When the second quarter ended, Quakertown (9-3) found itself trailing by three touchdowns. Bryan was sacked by Brennan on the final play of the half. Suddenly, the Panthers were out of their element against a superior Jags team determined to get back to the District 1 6A semifinals for the third year in a row.
“They made adjustments,” Bryan said. “They were stacking the box a lot. They were fast, off the ball, their D-linemen were all just really fast.”
Quakertown’s top ball carrier, Christian Patrick, had 82 of his 91 yards in the first half.
“We knew we could start shutting them down,” Gabos said. “They have good athletes, but we made the right adjustments and started playing really well.”

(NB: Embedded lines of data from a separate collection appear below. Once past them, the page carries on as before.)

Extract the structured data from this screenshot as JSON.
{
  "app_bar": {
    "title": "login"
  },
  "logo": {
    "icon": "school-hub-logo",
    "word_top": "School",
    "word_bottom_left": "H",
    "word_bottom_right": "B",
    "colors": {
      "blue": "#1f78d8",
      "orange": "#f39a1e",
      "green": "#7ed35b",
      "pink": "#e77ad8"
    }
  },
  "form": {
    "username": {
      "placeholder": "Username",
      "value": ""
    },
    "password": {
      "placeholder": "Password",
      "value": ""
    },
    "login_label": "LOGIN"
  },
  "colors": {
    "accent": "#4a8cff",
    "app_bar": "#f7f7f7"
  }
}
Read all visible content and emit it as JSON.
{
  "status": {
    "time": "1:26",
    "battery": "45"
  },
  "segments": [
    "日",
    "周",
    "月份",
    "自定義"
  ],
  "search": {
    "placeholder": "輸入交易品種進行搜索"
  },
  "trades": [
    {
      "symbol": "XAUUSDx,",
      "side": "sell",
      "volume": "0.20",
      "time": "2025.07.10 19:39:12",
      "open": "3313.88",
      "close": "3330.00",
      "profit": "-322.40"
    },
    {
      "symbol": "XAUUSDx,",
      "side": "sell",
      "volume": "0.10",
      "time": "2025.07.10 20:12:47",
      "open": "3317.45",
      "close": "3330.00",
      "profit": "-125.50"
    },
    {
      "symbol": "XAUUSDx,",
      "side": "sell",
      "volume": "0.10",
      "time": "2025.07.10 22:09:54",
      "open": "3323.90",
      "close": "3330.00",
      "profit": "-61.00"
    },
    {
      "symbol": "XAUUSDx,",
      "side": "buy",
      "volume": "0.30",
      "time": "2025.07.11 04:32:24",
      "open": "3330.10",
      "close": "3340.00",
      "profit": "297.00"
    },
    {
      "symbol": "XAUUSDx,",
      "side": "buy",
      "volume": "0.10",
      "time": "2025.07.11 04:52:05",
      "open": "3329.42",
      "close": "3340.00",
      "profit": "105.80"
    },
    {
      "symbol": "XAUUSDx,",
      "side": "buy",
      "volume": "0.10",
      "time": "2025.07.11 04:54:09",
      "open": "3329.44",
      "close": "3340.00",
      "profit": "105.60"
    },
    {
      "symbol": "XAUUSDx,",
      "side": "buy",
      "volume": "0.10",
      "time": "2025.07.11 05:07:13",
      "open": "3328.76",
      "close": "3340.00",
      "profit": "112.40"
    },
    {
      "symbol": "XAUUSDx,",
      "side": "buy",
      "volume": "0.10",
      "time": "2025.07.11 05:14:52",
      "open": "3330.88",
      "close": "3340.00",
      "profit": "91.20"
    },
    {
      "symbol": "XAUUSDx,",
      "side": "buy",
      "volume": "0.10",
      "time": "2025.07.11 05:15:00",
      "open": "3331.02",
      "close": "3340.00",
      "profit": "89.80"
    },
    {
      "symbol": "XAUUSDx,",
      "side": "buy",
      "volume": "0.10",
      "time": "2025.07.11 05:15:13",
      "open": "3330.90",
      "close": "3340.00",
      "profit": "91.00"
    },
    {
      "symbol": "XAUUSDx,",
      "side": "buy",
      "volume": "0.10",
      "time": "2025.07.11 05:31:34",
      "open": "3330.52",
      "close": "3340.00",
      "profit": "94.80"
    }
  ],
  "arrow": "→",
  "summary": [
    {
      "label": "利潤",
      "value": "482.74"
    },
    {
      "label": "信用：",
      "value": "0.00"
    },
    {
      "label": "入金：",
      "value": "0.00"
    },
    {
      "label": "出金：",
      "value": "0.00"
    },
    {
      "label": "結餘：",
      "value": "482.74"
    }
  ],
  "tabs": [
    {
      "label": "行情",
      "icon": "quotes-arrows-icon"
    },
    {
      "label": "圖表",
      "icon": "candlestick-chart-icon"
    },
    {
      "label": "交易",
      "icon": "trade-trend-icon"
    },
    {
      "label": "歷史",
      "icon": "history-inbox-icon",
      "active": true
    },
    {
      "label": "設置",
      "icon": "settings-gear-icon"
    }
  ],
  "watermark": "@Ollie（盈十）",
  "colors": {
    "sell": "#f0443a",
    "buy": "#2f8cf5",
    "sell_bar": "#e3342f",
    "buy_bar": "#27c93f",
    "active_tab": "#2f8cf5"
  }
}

Because Garnet Valley has so much depth, it’s unusual to see many two-way players. Bradley, then, is a rarity. He not only excelled in the defensive secondary but also flourished in the backfield, one of a half-dozen guys who can take handoffs and bust loose for the end zone on any given play. Bradley was one of four rushers to amass at least 70 yards on the ground, racking up a game-high 149 yards and two touchdowns.
The Jags totaled 519 yards of offense, including 455 on the ground. That facet of the game was brilliant. If the defense hadn’t figured things out, the “O” was locked and loaded, prepared for a shootout.
That wasn’t going to be a problem.
“When they came out in the first quarter and scored right away, we stuck together,” Bradley said. “Our D-line gets everything going, just like every other game. Once they got going, we picked it up in the secondary and just balled out.”